Vivaldo José Breternitz (*)
A Sabre é uma companhia criada em 1960 pela American Airlines, para processar serviços de reserva de passagens aéreas utilizando computadores, o que era algo totalmente novo na época. Já nasceu grande: usando dois mainframes IBM 7090, processava 84 mil transações por dia, uma enormidade para a época. A empresa logo passou a prestar serviços para outras companhias aéreas e expandiu sua área de atuação, passando a prestar serviços a hotéis, locadoras de automóveis e outros tipos de empresas que atuam na área de viagens.
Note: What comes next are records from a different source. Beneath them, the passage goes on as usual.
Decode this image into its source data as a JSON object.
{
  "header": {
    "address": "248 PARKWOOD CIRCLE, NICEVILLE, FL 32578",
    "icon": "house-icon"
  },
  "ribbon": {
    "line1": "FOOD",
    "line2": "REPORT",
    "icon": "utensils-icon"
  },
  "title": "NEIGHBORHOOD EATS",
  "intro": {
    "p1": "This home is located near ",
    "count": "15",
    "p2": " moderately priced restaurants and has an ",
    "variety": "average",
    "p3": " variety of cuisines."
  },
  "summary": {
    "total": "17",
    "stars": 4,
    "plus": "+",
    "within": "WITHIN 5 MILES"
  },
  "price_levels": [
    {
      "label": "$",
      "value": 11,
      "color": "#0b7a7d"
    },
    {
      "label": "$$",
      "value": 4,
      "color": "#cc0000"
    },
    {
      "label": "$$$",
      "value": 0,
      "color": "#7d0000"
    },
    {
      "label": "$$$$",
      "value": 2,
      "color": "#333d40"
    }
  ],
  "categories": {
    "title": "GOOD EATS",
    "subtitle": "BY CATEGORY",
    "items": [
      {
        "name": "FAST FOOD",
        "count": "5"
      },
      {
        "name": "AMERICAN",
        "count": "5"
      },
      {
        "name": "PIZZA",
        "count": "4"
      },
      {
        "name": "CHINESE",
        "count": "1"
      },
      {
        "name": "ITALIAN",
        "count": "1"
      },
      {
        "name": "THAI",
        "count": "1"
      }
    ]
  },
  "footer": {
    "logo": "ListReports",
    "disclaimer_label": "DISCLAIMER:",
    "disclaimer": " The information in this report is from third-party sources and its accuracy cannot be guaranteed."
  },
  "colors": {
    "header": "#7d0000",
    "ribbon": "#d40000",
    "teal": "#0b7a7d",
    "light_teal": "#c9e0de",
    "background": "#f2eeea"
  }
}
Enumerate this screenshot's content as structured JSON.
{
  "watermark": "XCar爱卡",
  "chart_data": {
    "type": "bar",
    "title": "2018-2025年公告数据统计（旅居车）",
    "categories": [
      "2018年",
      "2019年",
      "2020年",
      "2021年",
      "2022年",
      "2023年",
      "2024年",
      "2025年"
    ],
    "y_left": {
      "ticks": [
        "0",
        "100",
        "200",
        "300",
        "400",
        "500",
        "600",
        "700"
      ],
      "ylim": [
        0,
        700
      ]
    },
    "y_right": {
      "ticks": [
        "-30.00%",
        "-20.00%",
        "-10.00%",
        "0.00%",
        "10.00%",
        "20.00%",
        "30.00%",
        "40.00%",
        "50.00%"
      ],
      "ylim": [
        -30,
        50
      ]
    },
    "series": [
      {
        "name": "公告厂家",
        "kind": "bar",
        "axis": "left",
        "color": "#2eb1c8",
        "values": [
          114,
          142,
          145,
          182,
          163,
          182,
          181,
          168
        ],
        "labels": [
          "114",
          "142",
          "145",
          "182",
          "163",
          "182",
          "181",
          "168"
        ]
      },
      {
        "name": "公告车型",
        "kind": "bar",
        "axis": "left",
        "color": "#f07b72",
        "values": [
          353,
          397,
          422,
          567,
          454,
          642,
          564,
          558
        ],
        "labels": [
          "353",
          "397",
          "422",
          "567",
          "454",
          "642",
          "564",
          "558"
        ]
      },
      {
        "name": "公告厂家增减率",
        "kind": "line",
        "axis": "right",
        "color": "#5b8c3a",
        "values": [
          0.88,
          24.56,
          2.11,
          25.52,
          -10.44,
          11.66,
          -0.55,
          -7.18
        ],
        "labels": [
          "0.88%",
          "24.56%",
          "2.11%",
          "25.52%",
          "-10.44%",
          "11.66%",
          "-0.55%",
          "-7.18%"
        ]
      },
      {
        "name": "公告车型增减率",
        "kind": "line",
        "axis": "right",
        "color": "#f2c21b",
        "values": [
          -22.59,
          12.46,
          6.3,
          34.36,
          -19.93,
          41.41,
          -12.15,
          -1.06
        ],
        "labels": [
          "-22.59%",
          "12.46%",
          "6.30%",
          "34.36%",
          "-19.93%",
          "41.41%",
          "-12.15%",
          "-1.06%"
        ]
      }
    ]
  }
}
É líder mundial no fornecimento de soluções para essa indústria: em 2019 faturou cerca de quatro bilhões de dólares e tem dez mil empregados. Seus únicos concorrentes de peso são a espanhola Amadeus e a britânica Travelport. Neste momento, em que o governo americano diz que os equipamentos de telefonia da Huawei permitem que o governo chinês pratique espionagem e tenta proibir seu uso por outros países, inclusive o Brasil, vale a pena lembrar informações muito recentemente trazidas pela revista Forbes.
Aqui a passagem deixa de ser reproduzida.